# Any one around york deal with DWA snakes ???



## mleadley (Oct 1, 2007)

For possible mentoring !!

Thanks


----------



## Nbrambles (Mar 20, 2008)

theres a pet shop in hull called snakes and dragons i think on beverly road. Thres a guy there who has a DWA license he has an alligator apparently and caimans and stuff.
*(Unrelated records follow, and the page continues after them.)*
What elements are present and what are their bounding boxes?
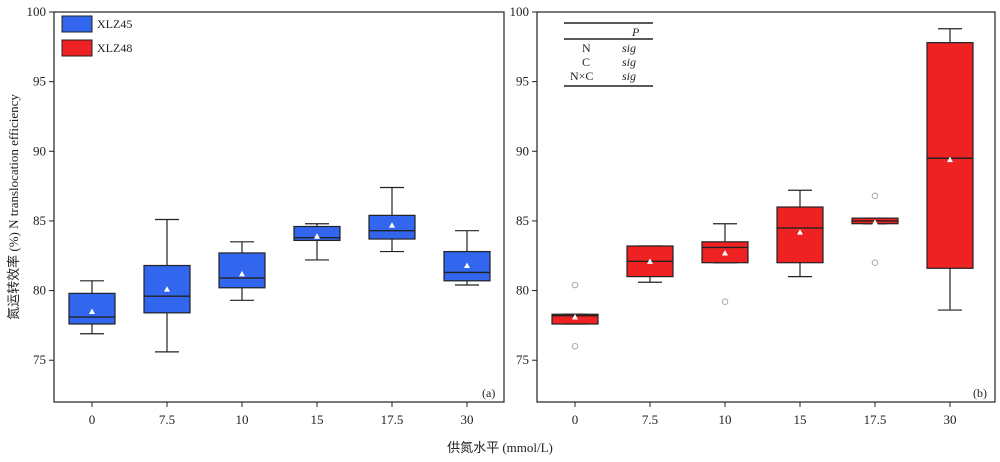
box-body — [443, 250, 491, 282]
y-tick-label-a-4: 95 — [33, 74, 46, 89]
box-b-0 — [551, 281, 599, 350]
panel-b: 75 80 85 90 95 100 0 7.5 10 15 17.5 30 P N sig C si… — [510, 4, 996, 427]
x-axis-title: 供氮水平 (mmol/L) — [447, 440, 553, 455]
y-tick-label-b-4: 95 — [516, 74, 529, 89]
mean-marker — [314, 233, 320, 239]
outlier-point-0 — [571, 281, 579, 289]
box-a-4 — [368, 186, 416, 253]
y-tick-label-b-5: 100 — [510, 4, 530, 19]
panel-b-frame — [536, 11, 996, 403]
x-tick-label-a-2: 10 — [236, 412, 249, 427]
stats-table: P N sig C sig N×C sig — [564, 22, 653, 87]
y-tick-label-a-0: 75 — [33, 352, 46, 367]
stats-value-nxc: sig — [622, 69, 636, 83]
panel-a-tag: (a) — [482, 386, 495, 400]
stats-factor-c: C — [582, 55, 590, 69]
mean-marker — [647, 258, 653, 264]
y-tick-label-b-2: 85 — [516, 213, 529, 228]
box-b-1 — [626, 245, 674, 283]
box-b-2 — [701, 223, 749, 306]
mean-marker — [872, 219, 878, 225]
y-axis-title: 氮运转效率 (%) N translocation efficiency — [6, 94, 21, 320]
x-tick-label-b-0: 0 — [572, 412, 579, 427]
panel-b-tag: (b) — [973, 386, 987, 400]
x-tick-label-b-5: 30 — [944, 412, 957, 427]
box-b-5 — [926, 28, 974, 311]
mean-marker — [164, 286, 170, 292]
x-tick-label-a-3: 15 — [311, 412, 324, 427]
y-tick-label-a-1: 80 — [33, 283, 46, 298]
x-tick-label-a-1: 7.5 — [159, 412, 175, 427]
x-tick-label-a-4: 17.5 — [381, 412, 404, 427]
box-body — [776, 206, 824, 264]
panel-b-content: 75 80 85 90 95 100 0 7.5 10 15 17.5 30 — [510, 4, 974, 427]
box-b-3 — [776, 189, 824, 278]
y-tick-label-b-0: 75 — [516, 352, 529, 367]
y-tick-label-b-3: 90 — [516, 143, 529, 158]
box-a-1 — [143, 218, 191, 353]
mean-marker — [464, 262, 470, 268]
box-body — [143, 264, 191, 314]
box-a-5 — [443, 230, 491, 286]
panel-a-content: 75 80 85 90 95 100 0 7.5 10 15 17.5 30 — [27, 4, 491, 427]
x-tick-label-b-4: 17.5 — [864, 412, 887, 427]
x-tick-label-b-1: 7.5 — [642, 412, 658, 427]
mean-marker — [239, 270, 245, 277]
box-a-3 — [293, 223, 341, 261]
x-tick-label-b-3: 15 — [794, 412, 807, 427]
mean-marker — [389, 222, 395, 228]
legend-swatch-xlz48 — [61, 39, 93, 57]
x-tick-label-b-2: 10 — [719, 412, 732, 427]
legend-label-xlz48: XLZ48 — [97, 41, 132, 55]
stats-factor-n: N — [582, 41, 591, 55]
box-a-0 — [68, 280, 116, 335]
outlier-point-1 — [571, 342, 579, 350]
mean-marker — [797, 229, 803, 235]
mean-marker — [722, 249, 728, 256]
box-body — [926, 42, 974, 269]
box-b-4 — [851, 192, 899, 267]
mean-marker — [572, 314, 578, 320]
outlier-point-1 — [871, 259, 879, 267]
y-tick-label-a-2: 85 — [33, 213, 46, 228]
y-tick-label-a-5: 100 — [27, 4, 47, 19]
legend-label-xlz45: XLZ45 — [97, 17, 132, 31]
mean-marker — [947, 156, 953, 163]
outlier-point-0 — [871, 192, 879, 200]
legend: XLZ45 XLZ48 — [61, 15, 132, 57]
x-tick-label-a-0: 0 — [89, 412, 96, 427]
stats-value-n: sig — [622, 41, 636, 55]
y-tick-label-a-3: 90 — [33, 143, 46, 158]
box-a-2 — [218, 241, 266, 301]
stats-header: P — [631, 25, 640, 39]
y-tick-label-b-1: 80 — [516, 283, 529, 298]
legend-swatch-xlz45 — [61, 15, 93, 33]
x-tick-label-a-5: 30 — [461, 412, 474, 427]
stats-factor-nxc: N×C — [570, 69, 593, 83]
box-body — [218, 252, 266, 289]
outlier-point-0 — [721, 298, 729, 306]
mean-marker — [89, 308, 95, 314]
panel-a-frame — [53, 11, 505, 403]
stats-value-c: sig — [622, 55, 636, 69]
I work in a pet shop in bridlington and quite a few people come in and mention it.Its worth a look hulls not to far from there.


----------



## Spikebrit (Oct 23, 2006)

Go and see leaping lizards they have both and i belive also run traing corse in hots.

Jay


----------



## mleadley (Oct 1, 2007)

:up::up:


----------



## Spikebrit (Oct 23, 2006)

mleadley said:


> :up::up:


have you been to leaping lizards yet?


----------



## mleadley (Oct 1, 2007)

They dont do hot courses i know that much !!


----------



## leaping-lizards (Apr 1, 2006)

We have done dwa handling days in the past. but none planned for this year so far.: victory:


----------



## Declan123 (Dec 29, 2007)

Crikey, lots of people are getting into Hots....Its scary


----------



## SiUK (Feb 15, 2007)

Declan123 said:


> Crikey, lots of people are getting into Hots....Its scary


I know its a bit ironic me saying it, but I agree.


----------



## Declan123 (Dec 29, 2007)

SiUK said:


> I know its a bit ironic me saying it, but I agree.
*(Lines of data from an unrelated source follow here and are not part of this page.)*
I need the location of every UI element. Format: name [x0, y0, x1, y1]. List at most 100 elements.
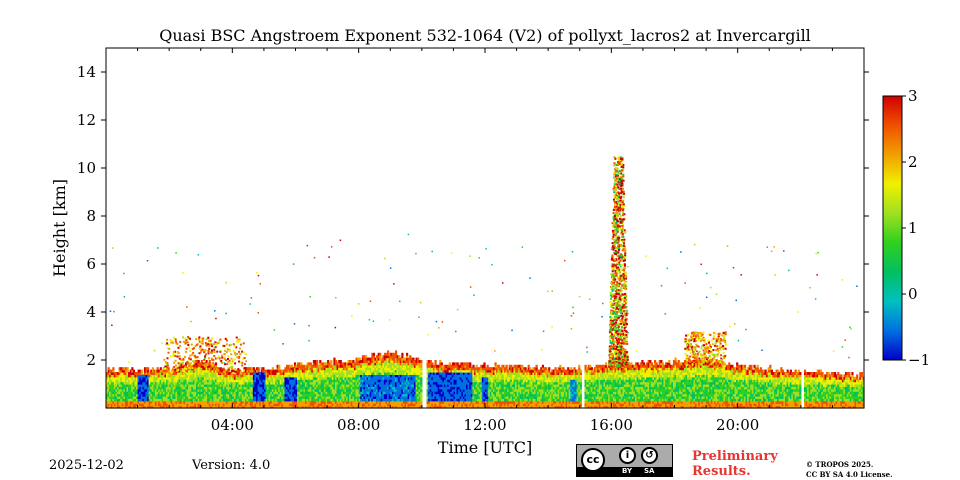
heatmap-cell — [342, 372, 346, 375]
heatmap-cell — [257, 403, 260, 407]
heatmap-cell — [214, 388, 218, 392]
heatmap-cell — [312, 396, 316, 399]
heatmap-cell — [352, 381, 355, 385]
heatmap-cell — [518, 381, 521, 385]
heatmap-cell — [456, 376, 459, 380]
heatmap-cell — [143, 388, 147, 392]
heatmap-cell — [328, 381, 331, 385]
heatmap-cell — [115, 372, 118, 375]
heatmap-cell — [447, 379, 450, 383]
heatmap-cell — [109, 400, 112, 404]
heatmap-cell — [440, 403, 443, 407]
heatmap-cell — [328, 374, 331, 378]
heatmap-cell — [467, 396, 470, 399]
heatmap-cell — [341, 386, 344, 390]
heatmap-cell — [317, 381, 320, 385]
heatmap-cell — [158, 400, 161, 404]
heatmap-cell — [361, 379, 364, 383]
heatmap-cell — [300, 362, 303, 366]
heatmap-cell — [388, 364, 391, 368]
heatmap-cell — [339, 398, 342, 402]
heatmap-cell — [497, 367, 500, 371]
heatmap-cell — [323, 372, 327, 375]
heatmap-cell — [453, 381, 456, 385]
heatmap-cell — [413, 379, 417, 383]
heatmap-cell — [120, 403, 123, 407]
heatmap-cell — [244, 381, 248, 385]
heatmap-cell — [535, 379, 538, 383]
heatmap-cell — [216, 372, 219, 375]
heatmap-cell — [349, 369, 352, 373]
heatmap-cell — [334, 398, 338, 402]
heatmap-cell — [385, 393, 388, 397]
heatmap-cell — [156, 400, 159, 404]
heatmap-cell — [196, 405, 199, 409]
heatmap-cell — [241, 381, 244, 385]
heatmap-cell — [455, 372, 458, 375]
heatmap-cell — [533, 372, 537, 375]
heatmap-cell — [227, 396, 230, 399]
heatmap-cell — [529, 400, 532, 404]
heatmap-cell — [196, 400, 199, 404]
heatmap-cell — [407, 362, 410, 366]
heatmap-cell — [244, 379, 248, 383]
heatmap-cell — [134, 379, 137, 383]
heatmap-cell — [177, 393, 180, 397]
heatmap-cell — [428, 367, 431, 371]
heatmap-cell — [387, 355, 390, 359]
heatmap-cell — [459, 384, 462, 387]
heatmap-cell — [320, 376, 323, 380]
heatmap-cell — [382, 376, 385, 380]
heatmap-cell — [333, 369, 336, 373]
heatmap-cell — [306, 381, 309, 385]
heatmap-cell — [184, 381, 188, 385]
heatmap-cell — [265, 374, 268, 378]
heatmap-cell — [521, 400, 524, 404]
heatmap-cell — [537, 374, 540, 378]
heatmap-cell — [107, 396, 110, 399]
heatmap-cell — [196, 381, 199, 385]
heatmap-cell — [535, 398, 538, 402]
heatmap-cell — [322, 384, 325, 387]
heatmap-cell — [319, 367, 322, 371]
heatmap-cell — [443, 393, 447, 397]
heatmap-cell — [208, 388, 211, 392]
heatmap-cell — [481, 398, 485, 402]
heatmap-cell — [339, 364, 342, 368]
heatmap-cell — [451, 362, 455, 366]
heatmap-cell — [293, 381, 297, 385]
heatmap-cell — [494, 379, 497, 383]
heatmap-cell — [249, 400, 252, 404]
heatmap-cell — [192, 393, 196, 397]
heatmap-cell — [432, 391, 436, 395]
heatmap-cell — [448, 386, 451, 390]
heatmap-cell — [361, 398, 364, 402]
heatmap-cell — [229, 379, 232, 383]
heatmap-cell — [516, 379, 519, 383]
heatmap-cell — [456, 379, 459, 383]
heatmap-cell — [128, 396, 131, 399]
heatmap-cell — [211, 367, 214, 371]
heatmap-cell — [407, 391, 410, 395]
heatmap-cell — [358, 369, 361, 373]
heatmap-cell — [377, 376, 380, 380]
heatmap-cell — [459, 369, 462, 373]
heatmap-cell — [246, 393, 249, 397]
heatmap-cell — [309, 362, 312, 366]
heatmap-cell — [489, 391, 492, 395]
heatmap-cell — [360, 360, 363, 363]
heatmap-cell — [199, 388, 202, 392]
heatmap-cell — [200, 372, 203, 375]
heatmap-cell — [271, 398, 274, 402]
heatmap-cell — [406, 403, 409, 407]
heatmap-cell — [469, 362, 472, 366]
heatmap-cell — [316, 391, 319, 395]
heatmap-cell — [308, 372, 311, 375]
heatmap-cell — [406, 398, 409, 402]
heatmap-cell — [287, 403, 290, 407]
heatmap-cell — [524, 376, 527, 380]
heatmap-cell — [412, 400, 415, 404]
heatmap-cell — [186, 384, 189, 387]
heatmap-cell — [409, 369, 412, 373]
heatmap-cell — [391, 384, 395, 387]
Cheers Si, i was speaking to a friend yesterday...and some people just don't understand the dangers, or enough info about the snake...


:bash:


----------



## markandwend (Jan 28, 2007)

Declan123 said:


> Crikey, lots of people are getting into Hots....Its scary


I agree Declan, dont think there would be any chance of me having a hot, it only takes a second to change your life forever!


----------



## Spikebrit (Oct 23, 2006)

mleadley said:


> They dont do hot courses i know that much !!





Leaping-lizards said:


> We have done dwa handling days in the past. but none planned for this year so far.: victory:


Just to prove a point.


----------



## SiUK (Feb 15, 2007)

Declan123 said:


> Cheers Si, i was speaking to a friend yesterday...and some people just don't understand the dangers, or enough info about the snake...
> 
> 
> :bash:


 
Yeah I know what you mean, cos theres alot about successful keeping and pictures of hots in captivity, but not so much about when it all goes wrong, spectacularly wrong in some circumstances with devasting consequences and the dangers are very real, one mistake could be your last in extreme circumstances and depending on the snake.
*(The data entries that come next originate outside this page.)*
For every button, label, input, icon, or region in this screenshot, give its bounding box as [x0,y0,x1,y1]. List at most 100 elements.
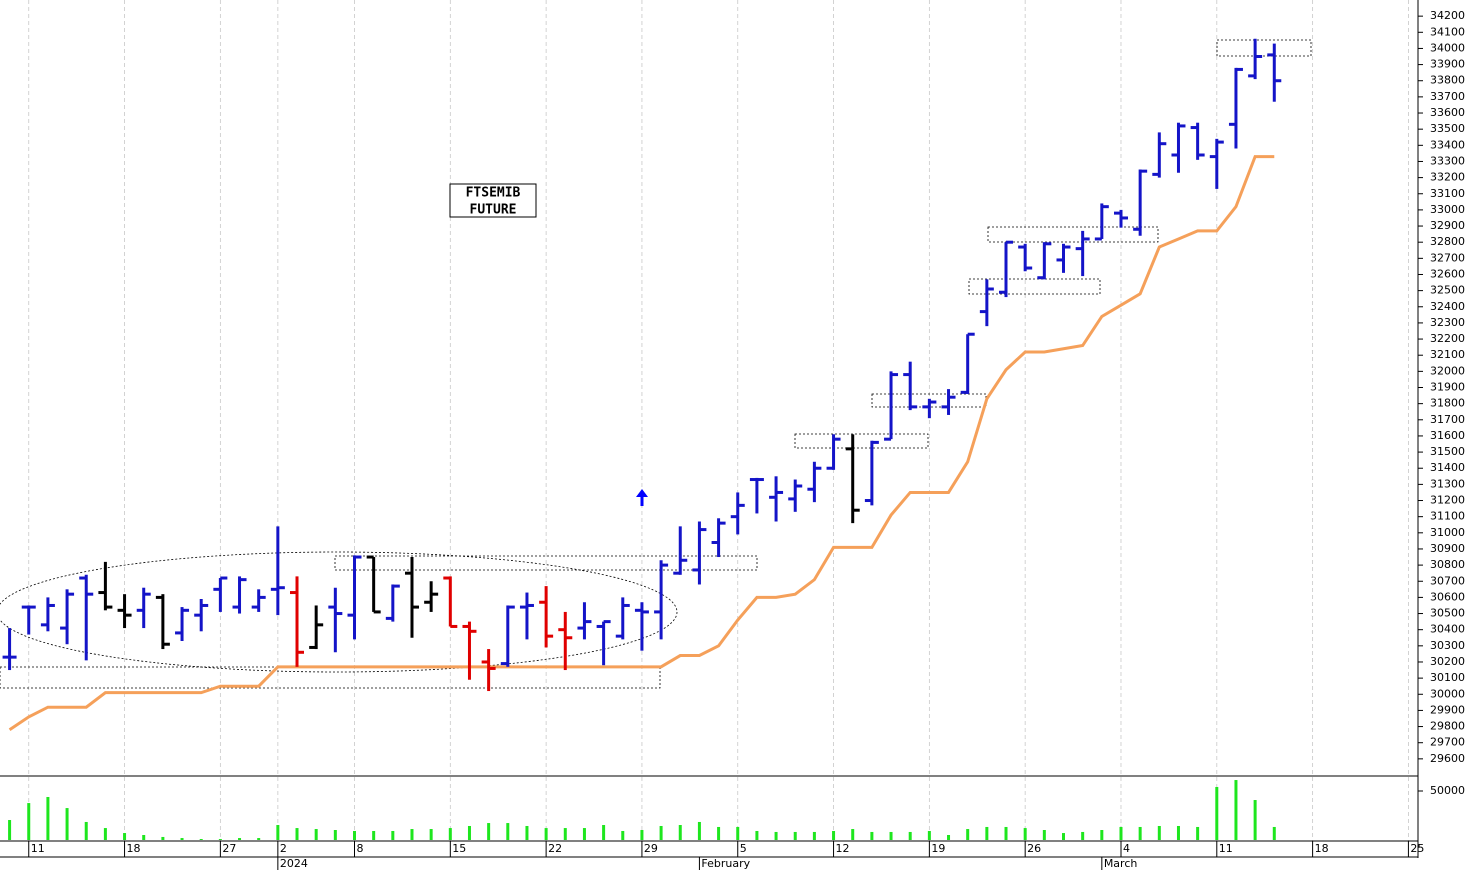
ohlc-bar [1037,242,1052,280]
volume-bar [276,825,280,840]
x-tick-label: 18 [127,842,141,855]
volume-bar [429,829,433,840]
ohlc-bar [654,560,669,640]
volume-bar [1196,826,1200,840]
y-tick-label: 32300 [1430,316,1465,329]
volume-bar [582,828,586,840]
volume-bar [659,825,663,840]
range-box [968,278,1101,295]
ohlc-bar [692,521,707,585]
x-tick-label: 15 [452,842,466,855]
volume-bar [889,831,893,840]
volume-bar [1004,826,1008,840]
ohlc-bar [769,476,784,522]
y-tick-label: 32500 [1430,284,1465,297]
x-tick-label: 26 [1027,842,1041,855]
y-tick-label: 30100 [1430,671,1465,684]
ohlc-bar [1056,243,1071,273]
volume-bar [1062,833,1065,840]
volume-bar [467,825,471,840]
ohlc-bar [117,594,132,629]
ohlc-bar [807,461,822,503]
grid [28,0,1409,841]
ohlc-bar [270,526,285,616]
ohlc-bar [385,584,400,622]
y-tick-label: 31600 [1430,429,1465,442]
volume-bar [832,830,836,840]
ohlc-bar [366,555,381,614]
y-tick-label: 33300 [1430,154,1465,167]
y-tick-label: 33600 [1430,106,1465,119]
ohlc-bar [79,574,94,661]
volume-bar [103,828,107,840]
x-tick-label: 5 [740,842,747,855]
ohlc-bar [826,434,841,470]
volume-bar [8,820,12,840]
volume-bar [506,823,510,840]
volume-bar [793,831,797,840]
y-tick-label: 31700 [1430,413,1465,426]
title-box [449,183,537,218]
y-tick-label: 32900 [1430,219,1465,232]
y-tick-label: 34200 [1430,9,1465,22]
volume-bar [927,830,931,840]
volume-bar [372,830,376,840]
volume-bar [717,826,721,840]
ohlc-bar [539,586,554,648]
arrow-head [636,489,648,497]
volume-bar [295,828,299,840]
volume-bar [487,823,491,840]
volume-bar [755,830,759,840]
volume-bar [544,828,548,840]
range-box [987,226,1159,243]
ohlc-bar [136,587,151,629]
x-tick-label: February [701,857,750,870]
ohlc-bar [290,576,305,667]
ohlc-bar [788,479,803,512]
x-tick-label: 19 [931,842,945,855]
x-tick-label: 27 [222,842,236,855]
ohlc-bar [960,332,975,394]
volume-bar [1176,825,1180,840]
ohlc-bar [443,576,458,628]
volume-bar [640,830,644,840]
y-tick-label: 32000 [1430,364,1465,377]
ohlc-bar [864,440,879,506]
volume-bar [1157,825,1161,840]
ohlc-bar [596,620,611,666]
y-tick-label: 30300 [1430,639,1465,652]
y-tick-label: 32700 [1430,251,1465,264]
x-tick-label: 8 [357,842,364,855]
y-tick-label: 31400 [1430,461,1465,474]
y-tick-label: 32200 [1430,332,1465,345]
volume-bar [27,803,31,840]
x-tick-label: 25 [1410,842,1424,855]
volume-bar [1234,780,1238,840]
ohlc-bar [615,597,630,640]
volume-bar [199,839,203,840]
volume-bar [985,826,989,840]
ohlc-bar [98,561,113,611]
volume-bar [448,828,452,840]
ohlc-bar [1209,138,1224,189]
ohlc-bar [1018,243,1033,272]
y-tick-label: 33000 [1430,203,1465,216]
ohlc-bar [519,592,534,640]
x-tick-label: 18 [1315,842,1329,855]
y-tick-label: 31500 [1430,445,1465,458]
volume-bar [1081,831,1085,840]
ohlc-bar [903,361,918,411]
range-box [1216,39,1312,57]
range-box [334,555,758,571]
ohlc-bar [424,581,439,612]
volume-bar [1023,828,1027,840]
x-tick-label: 11 [31,842,45,855]
up-arrow [636,489,648,506]
volume-bar [123,833,127,840]
y-tick-label: 33700 [1430,90,1465,103]
y-tick-label: 30500 [1430,607,1465,620]
ohlc-bar [1133,169,1148,236]
y-tick-label: 34100 [1430,25,1465,38]
x-tick-label: March [1104,857,1138,870]
x-tick-label: 4 [1123,842,1130,855]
For the last year before I started keeping I read alot of bite reports and effects of venom, and if your not 100% sure then it will put you off, I think all hot keepers are anxious about what if they got bit to some extent, but its a healthy respect more than an all out fear, I know for a fact if I didnt feel I was able to work safely with my animals then they would be gone.


----------



## Declan123 (Dec 29, 2007)

Exactly, My Mentor...has shown be bite pictures in the past.... But nowadays seems as people just want to keep venomous.....end off


----------



## ReptileCrazy (Feb 20, 2008)

One day i want to get a DWA but maybe and dwarf caiman or summet all depends but then again i might stick to ones that cant kill me


----------



## mleadley (Oct 1, 2007)

Spikebrit said:


> Just to prove a point.


Note how it said in the past, ie not anymore


----------



## Spikebrit (Oct 23, 2006)

mleadley said:


> Note how it said in the past, ie not anymore


im not going to argue about it with you. You asked for locations, i mentioned they have run them, last one i heard of was year before last so is always worth checking out.Especially since from all reports i've heard it was very good. If you dont want advice why ask?


----------



## mleadley (Oct 1, 2007)

I do want advice but i live right next to leaping lizards and go at least twice a week and i didnt hear anything !!

Thats all : victory:


----------